The city placed the building's last tenants in housing provided by the Housing Authority this week after the apartments were closed because the owners failed to comply with an order to repair the building's heat facilities."I think we really need to strongly look at some new ordinances . . . to allow the city to get tougher with the situations that we've now found have become more than just an isolated case," DePaulis told reporters Thursday.

The apartments, at 230 S. Third East, are owned by First National Leasing, which also owns three other low-income apartment complexes in the city, some of which also have been cited for building-code violations.

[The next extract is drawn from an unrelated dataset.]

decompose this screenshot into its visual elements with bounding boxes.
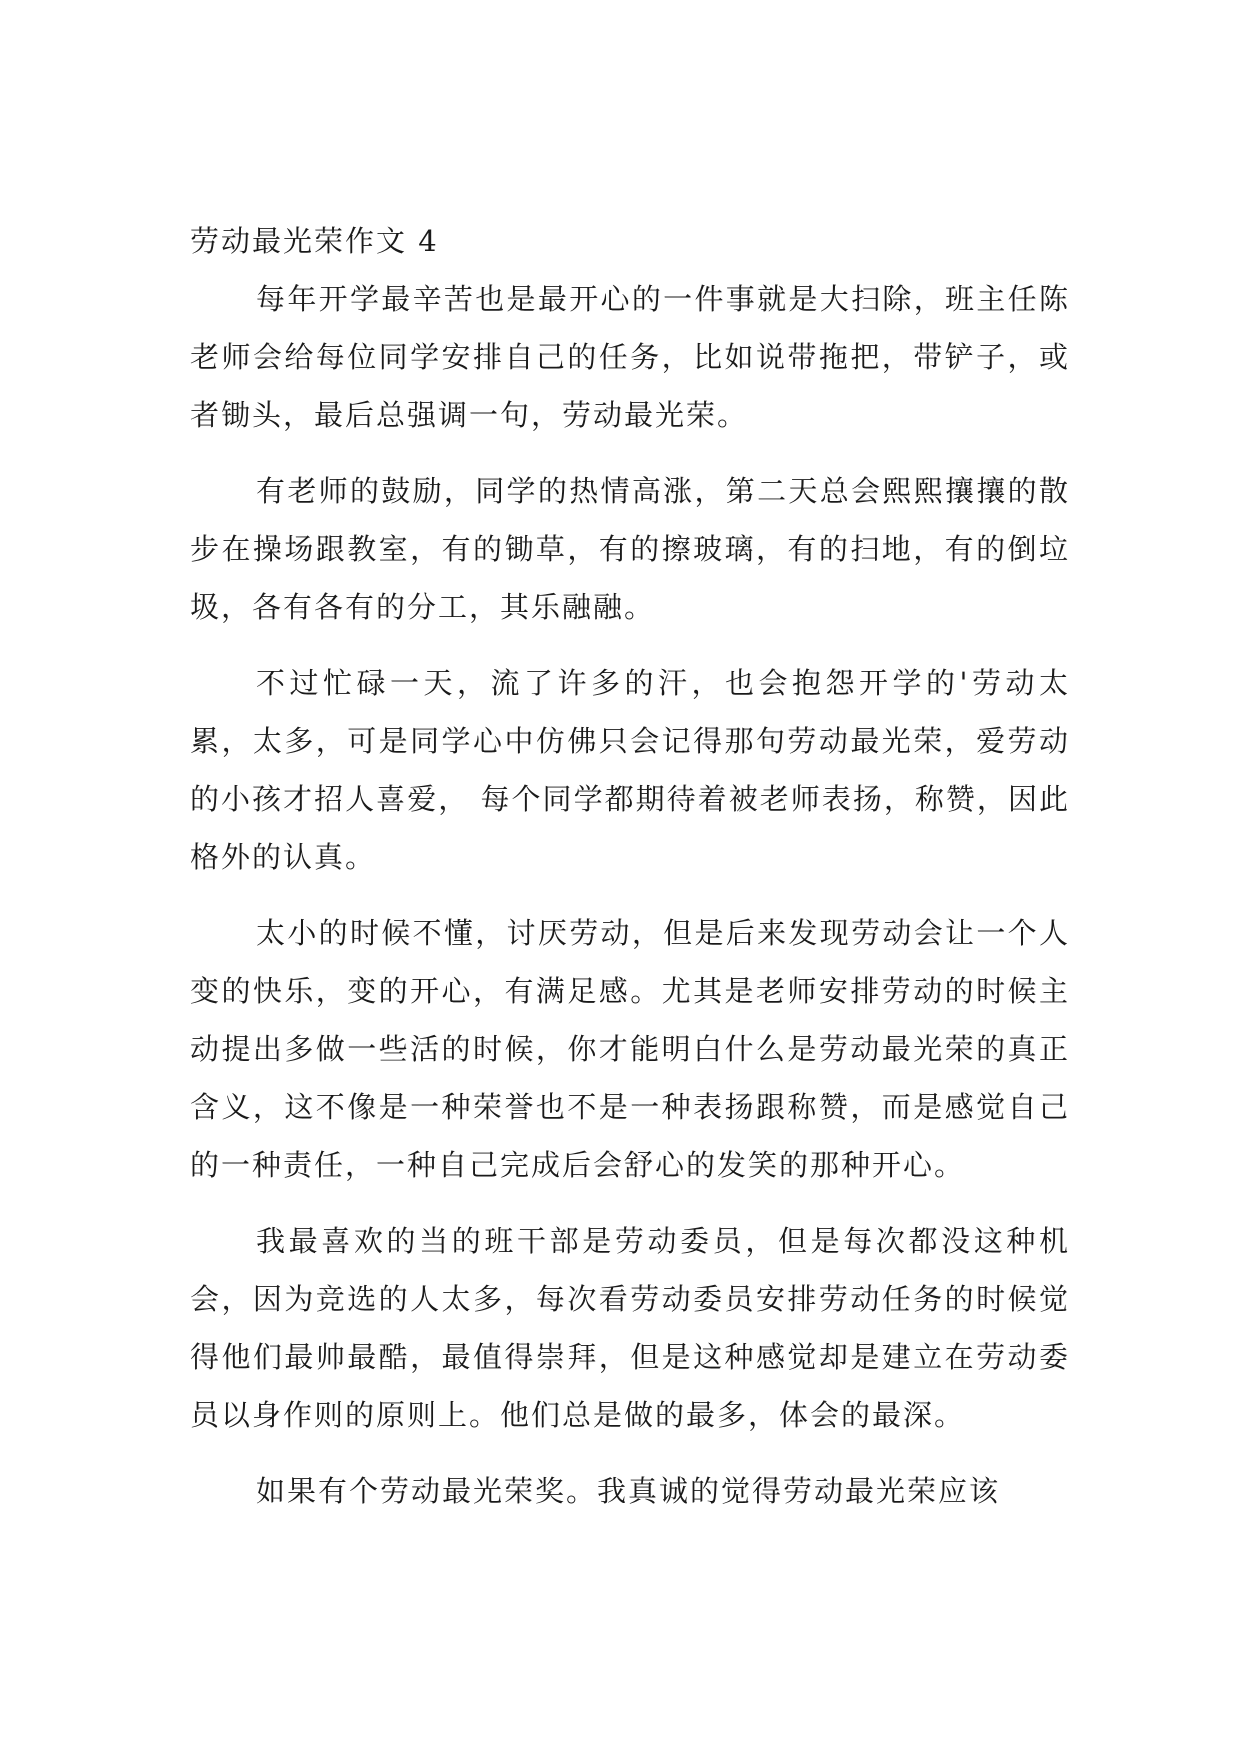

"The city was not able to move in and help protect the tenants with any kind of enforcement that would allow the landlords to keep those apartments heated and habitable in a clean and safe way," DePaulis said.

"I think we need to have something that is equitable, reasonable and that's acceptable but will give us more teeth in enforcing our current ordinance," DePaulis said.

Sacramento, Calif., and Dallas have ordinances that to some extent force landlords to maintain their properties in livable condition. Those ordinances could serve as a model for the city, said Pete Suazo, mayoral executive assistant.

Last year, Utah Legal Services presented a proposed landlord-tenant ordinance that the mayor rejected, saying it was a matter to be addressed by the state so as not to create an isolated pocket of housing legislation.

Landord-tenant legislation is ineffective if it only addresses problems in the city and not the county, DePaulis said Thursday. But a city ordinance would help "zero in" on specific problems in Salt Lake City.

The proposed ordinance calls for enabling tenants to withhold rent if repairs are not attended to. DePaulis called such a provision "a sensitive issue" and suggested instead rent money be held in escrow in some events.

"People have to pay their rents . . . but at the same time by escrowing those rents and not allowing them to be paid in full until the issue is taken care of, that might be a better way to go," he said.